A medida passou a valer nesta quarta-feira (6), após a publicação da resolução no Diário Oficial da União


A meta inicial de diminuir as emissões de gases do efeito estufa do setor de gás natural em 1% foi reduzida para 0,5%, por decisão do Conselho Nacional de Política Energética (CNPE).

Foto: Divulgação Itaipu


Ajuste de meta e avaliação do setor

Para o diretor-executivo da Associação Brasileira do Biogás (ABiogás), Tiago Santovito, o setor produtivo vê com bons olhos a meta definida.

A gente está muito feliz com essa meta de 0,5%, porque já temos volumes vendidos no mercado e o que a gente, de fato, pode entregar com base em confiança, credibilidade e transparência, é o volume que cumpre os 0,5%.

Tiago Santovito, diretor-executivo da Associação Brasileira do Biogás (ABiogás)

Já o superintendente da Associação Brasileira de Resíduos e Meio Ambiente (Abrema), André Galvão, informou que a avaliação inicial do governo considerava uma redução ainda maior, para 0,25%, mas que a revisão de parâmetros apresentados pelo setor abriu espaço para o ajuste em 0,5%.

Segundo Galvão, a discussão envolveu parâmetros considerados mais realistas, com dados das empresas e a perspectiva de inauguração de plantas de biometano.
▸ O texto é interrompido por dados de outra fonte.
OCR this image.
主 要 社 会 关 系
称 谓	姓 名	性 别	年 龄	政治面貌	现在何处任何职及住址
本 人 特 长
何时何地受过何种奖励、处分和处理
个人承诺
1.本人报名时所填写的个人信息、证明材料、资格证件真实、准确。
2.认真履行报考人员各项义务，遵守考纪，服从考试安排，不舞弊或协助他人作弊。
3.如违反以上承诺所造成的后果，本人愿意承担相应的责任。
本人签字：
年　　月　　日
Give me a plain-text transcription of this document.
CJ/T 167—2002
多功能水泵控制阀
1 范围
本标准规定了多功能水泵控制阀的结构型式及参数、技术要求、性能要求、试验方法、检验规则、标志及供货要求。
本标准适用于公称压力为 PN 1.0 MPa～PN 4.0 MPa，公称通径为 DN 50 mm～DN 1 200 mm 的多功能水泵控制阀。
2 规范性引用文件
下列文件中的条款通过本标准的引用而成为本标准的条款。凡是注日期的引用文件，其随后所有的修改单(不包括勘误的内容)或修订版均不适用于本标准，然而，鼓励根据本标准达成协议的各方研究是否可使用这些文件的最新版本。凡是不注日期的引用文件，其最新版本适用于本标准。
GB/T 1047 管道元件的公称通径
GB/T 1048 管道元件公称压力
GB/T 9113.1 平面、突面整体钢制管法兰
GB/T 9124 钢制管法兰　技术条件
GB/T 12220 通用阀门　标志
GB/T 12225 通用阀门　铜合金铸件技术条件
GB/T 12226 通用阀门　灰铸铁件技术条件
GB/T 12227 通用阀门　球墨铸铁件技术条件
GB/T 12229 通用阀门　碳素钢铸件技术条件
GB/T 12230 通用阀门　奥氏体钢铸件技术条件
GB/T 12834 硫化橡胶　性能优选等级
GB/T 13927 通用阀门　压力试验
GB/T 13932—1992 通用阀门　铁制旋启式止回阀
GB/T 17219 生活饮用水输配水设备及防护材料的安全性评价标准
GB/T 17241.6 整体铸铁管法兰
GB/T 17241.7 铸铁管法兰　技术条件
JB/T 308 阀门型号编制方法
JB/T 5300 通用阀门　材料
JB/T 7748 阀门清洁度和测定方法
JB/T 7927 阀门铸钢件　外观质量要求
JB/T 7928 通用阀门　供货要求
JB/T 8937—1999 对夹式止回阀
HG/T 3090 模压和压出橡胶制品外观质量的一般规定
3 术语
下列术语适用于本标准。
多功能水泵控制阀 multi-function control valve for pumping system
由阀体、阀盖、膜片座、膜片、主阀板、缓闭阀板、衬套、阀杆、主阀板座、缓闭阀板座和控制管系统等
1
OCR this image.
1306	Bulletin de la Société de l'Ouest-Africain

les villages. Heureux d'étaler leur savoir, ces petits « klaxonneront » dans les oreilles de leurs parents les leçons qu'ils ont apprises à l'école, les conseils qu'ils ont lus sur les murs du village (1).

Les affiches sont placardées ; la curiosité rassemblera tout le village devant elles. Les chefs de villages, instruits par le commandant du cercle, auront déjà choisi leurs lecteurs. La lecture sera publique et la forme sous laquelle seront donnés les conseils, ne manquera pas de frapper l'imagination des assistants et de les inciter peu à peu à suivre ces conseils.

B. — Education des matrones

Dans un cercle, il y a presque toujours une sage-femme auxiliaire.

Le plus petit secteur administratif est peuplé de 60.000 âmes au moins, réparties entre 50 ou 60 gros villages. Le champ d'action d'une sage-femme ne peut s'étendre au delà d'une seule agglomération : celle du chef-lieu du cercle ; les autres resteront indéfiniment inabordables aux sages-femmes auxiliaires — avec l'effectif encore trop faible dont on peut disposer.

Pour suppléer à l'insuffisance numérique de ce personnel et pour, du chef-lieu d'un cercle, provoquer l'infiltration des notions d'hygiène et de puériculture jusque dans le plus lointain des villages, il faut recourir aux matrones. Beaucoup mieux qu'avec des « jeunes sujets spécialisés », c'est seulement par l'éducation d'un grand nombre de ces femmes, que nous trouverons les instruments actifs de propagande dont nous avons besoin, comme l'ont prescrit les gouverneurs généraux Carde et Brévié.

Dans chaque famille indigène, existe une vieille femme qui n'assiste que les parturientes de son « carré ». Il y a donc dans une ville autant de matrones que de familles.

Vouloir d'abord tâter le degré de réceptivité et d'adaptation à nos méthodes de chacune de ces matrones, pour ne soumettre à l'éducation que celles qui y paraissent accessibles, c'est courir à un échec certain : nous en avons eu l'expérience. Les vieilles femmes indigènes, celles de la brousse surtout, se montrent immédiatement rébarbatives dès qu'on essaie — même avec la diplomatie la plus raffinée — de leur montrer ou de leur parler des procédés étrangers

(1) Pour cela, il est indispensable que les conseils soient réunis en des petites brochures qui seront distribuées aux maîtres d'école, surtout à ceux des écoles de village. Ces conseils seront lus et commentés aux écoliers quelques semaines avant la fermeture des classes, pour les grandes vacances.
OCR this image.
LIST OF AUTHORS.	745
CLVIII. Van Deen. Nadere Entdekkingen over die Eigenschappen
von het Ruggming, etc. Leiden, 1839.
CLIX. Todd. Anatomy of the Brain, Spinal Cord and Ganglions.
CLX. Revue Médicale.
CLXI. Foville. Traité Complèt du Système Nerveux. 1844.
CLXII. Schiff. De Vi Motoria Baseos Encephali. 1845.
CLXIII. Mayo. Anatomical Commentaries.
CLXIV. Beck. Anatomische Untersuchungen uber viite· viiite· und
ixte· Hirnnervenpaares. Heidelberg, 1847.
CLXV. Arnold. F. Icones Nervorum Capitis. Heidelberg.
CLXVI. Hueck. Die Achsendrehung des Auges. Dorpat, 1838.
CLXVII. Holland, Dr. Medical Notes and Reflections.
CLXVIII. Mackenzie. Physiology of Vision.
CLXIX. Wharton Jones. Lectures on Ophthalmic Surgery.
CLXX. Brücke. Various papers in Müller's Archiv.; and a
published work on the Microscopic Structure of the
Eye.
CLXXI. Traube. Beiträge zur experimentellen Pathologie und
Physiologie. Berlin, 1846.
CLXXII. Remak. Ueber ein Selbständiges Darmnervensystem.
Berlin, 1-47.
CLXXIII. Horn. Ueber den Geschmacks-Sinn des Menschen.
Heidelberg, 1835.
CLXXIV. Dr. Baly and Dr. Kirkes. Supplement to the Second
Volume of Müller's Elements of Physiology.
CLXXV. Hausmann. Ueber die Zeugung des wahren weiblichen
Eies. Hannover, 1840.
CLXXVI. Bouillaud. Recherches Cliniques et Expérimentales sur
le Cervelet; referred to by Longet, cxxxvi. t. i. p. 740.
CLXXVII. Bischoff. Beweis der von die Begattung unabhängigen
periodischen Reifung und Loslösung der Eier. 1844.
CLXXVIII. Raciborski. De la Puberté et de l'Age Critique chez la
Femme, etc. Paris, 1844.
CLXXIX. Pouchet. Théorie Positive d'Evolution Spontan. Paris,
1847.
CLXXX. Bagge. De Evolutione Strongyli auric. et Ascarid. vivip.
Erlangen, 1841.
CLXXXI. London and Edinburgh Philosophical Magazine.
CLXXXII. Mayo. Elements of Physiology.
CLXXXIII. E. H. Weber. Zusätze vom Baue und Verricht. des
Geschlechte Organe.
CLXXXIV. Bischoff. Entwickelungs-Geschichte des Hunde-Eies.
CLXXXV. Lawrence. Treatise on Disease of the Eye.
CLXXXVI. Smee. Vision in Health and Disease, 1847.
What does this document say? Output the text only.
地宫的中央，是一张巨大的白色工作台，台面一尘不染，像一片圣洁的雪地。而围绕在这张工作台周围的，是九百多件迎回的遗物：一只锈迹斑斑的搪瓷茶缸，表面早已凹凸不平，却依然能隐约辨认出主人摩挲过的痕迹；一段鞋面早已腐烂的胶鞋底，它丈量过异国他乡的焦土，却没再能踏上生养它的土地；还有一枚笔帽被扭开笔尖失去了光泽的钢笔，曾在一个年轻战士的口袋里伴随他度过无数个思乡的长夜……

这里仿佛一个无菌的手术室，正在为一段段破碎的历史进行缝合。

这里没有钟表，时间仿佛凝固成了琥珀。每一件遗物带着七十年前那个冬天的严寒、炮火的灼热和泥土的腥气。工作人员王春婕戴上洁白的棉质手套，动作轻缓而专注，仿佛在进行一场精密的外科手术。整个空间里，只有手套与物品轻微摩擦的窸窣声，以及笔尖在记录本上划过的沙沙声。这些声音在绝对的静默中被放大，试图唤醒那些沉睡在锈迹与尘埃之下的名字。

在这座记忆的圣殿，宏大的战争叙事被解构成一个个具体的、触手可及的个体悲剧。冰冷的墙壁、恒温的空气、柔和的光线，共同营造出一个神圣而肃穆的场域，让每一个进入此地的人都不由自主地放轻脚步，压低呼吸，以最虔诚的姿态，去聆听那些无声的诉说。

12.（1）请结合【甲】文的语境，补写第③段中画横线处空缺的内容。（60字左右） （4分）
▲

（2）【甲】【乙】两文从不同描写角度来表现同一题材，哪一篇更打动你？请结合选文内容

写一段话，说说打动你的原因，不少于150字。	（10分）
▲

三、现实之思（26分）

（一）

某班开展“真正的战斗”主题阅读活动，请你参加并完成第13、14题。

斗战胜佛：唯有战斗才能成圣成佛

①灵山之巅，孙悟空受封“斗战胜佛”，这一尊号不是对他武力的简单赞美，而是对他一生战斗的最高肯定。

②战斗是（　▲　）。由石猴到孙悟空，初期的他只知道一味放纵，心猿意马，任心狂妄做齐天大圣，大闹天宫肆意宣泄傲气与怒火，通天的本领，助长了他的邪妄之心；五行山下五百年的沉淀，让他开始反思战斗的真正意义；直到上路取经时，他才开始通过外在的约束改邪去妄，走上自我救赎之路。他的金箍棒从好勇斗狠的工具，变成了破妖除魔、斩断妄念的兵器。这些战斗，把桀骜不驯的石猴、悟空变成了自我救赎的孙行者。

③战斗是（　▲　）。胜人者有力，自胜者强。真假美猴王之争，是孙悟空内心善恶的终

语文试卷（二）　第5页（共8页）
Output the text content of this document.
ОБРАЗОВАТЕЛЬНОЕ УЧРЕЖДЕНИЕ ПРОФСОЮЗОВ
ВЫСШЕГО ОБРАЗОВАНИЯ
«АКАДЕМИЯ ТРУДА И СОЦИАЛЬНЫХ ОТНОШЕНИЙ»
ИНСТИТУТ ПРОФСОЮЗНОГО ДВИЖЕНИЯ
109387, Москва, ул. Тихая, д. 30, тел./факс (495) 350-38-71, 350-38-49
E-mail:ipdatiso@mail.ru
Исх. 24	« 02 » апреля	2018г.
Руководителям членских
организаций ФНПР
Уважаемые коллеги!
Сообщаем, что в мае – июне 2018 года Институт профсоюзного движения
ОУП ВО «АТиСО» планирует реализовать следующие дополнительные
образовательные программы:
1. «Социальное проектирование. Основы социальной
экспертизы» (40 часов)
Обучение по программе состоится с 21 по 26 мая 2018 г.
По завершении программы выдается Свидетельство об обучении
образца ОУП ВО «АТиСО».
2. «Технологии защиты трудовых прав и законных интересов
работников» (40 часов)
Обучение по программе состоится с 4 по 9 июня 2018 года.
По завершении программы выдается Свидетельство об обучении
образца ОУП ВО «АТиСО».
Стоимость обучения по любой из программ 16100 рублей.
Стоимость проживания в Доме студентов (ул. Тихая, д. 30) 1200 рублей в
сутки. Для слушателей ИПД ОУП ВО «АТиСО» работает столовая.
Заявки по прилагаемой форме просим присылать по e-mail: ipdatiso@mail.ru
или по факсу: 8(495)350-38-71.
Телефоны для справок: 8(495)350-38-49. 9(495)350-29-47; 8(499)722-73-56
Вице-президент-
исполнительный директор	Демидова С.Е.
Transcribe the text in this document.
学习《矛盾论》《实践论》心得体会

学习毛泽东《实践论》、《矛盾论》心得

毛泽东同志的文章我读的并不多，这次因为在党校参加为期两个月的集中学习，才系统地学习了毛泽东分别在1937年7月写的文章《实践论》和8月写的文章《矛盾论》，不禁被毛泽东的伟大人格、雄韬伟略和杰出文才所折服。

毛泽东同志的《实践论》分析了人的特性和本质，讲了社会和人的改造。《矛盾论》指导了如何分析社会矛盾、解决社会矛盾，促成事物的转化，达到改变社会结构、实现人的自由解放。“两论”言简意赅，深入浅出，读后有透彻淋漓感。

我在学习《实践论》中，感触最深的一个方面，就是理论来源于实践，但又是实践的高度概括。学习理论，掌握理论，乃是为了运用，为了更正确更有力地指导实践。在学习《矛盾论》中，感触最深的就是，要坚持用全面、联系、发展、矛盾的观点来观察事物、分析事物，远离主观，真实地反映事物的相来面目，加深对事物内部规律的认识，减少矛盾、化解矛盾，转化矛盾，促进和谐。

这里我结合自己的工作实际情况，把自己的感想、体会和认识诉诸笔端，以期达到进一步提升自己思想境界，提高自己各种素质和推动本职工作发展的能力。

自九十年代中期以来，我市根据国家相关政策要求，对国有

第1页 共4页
Mesa de monitoramento para o mercado de biometano

Além de revisar a meta anual, o CNPE determinou a criação de uma Mesa de Monitoramento do Mercado de Biometano, coordenada pelo Ministério de Minas e Energia, com o objetivo de restabelecer a meta em 1%.

A meta está prevista na Lei do Combustível do Futuro e integra o Programa Nacional de Descarbonização do Produtor e Importador de Gás Natural e de Incentivo ao Biometano, citado como uma das políticas que dão base a compromissos internacionais, como o Acordo de Paris.

Possíveis impactos sobre compromissos climáticos

A mudança pode impactar o cumprimento da Contribuição Nacionalmente Determinada (NDC) apresentada pelo Brasil durante a COP29, em Baku. As metas propostas pela NDC brasileira estabelecem uma redução de emissões de gases de efeito estufa no país entre 59% e 67% até 2035, além da neutralidade das emissões até 2050.

Projeções para novas plantas e aumento gradual de metas

Na avaliação de André Galvão, a produção de biometano a partir de plantas de aproveitamento de resíduo sólido permanece em trajetória de crescimento e pode, inclusive, abrir caminho para uma futura reavaliação que leve à adoção de percentuais acima de 1% nos próximos anos.

De acordo com a ABiogás, há 50 novas autorizações para plantas entrarem em funcionamento até 2027, e estudos de mapeamento de mercado indicam outros 127 empreendimentos até 2030.

O setor projeta uma evolução gradual das metas ao longo do programa, com a previsão de 1,5% em 2027 e um avanço progressivo até 5% em 2030.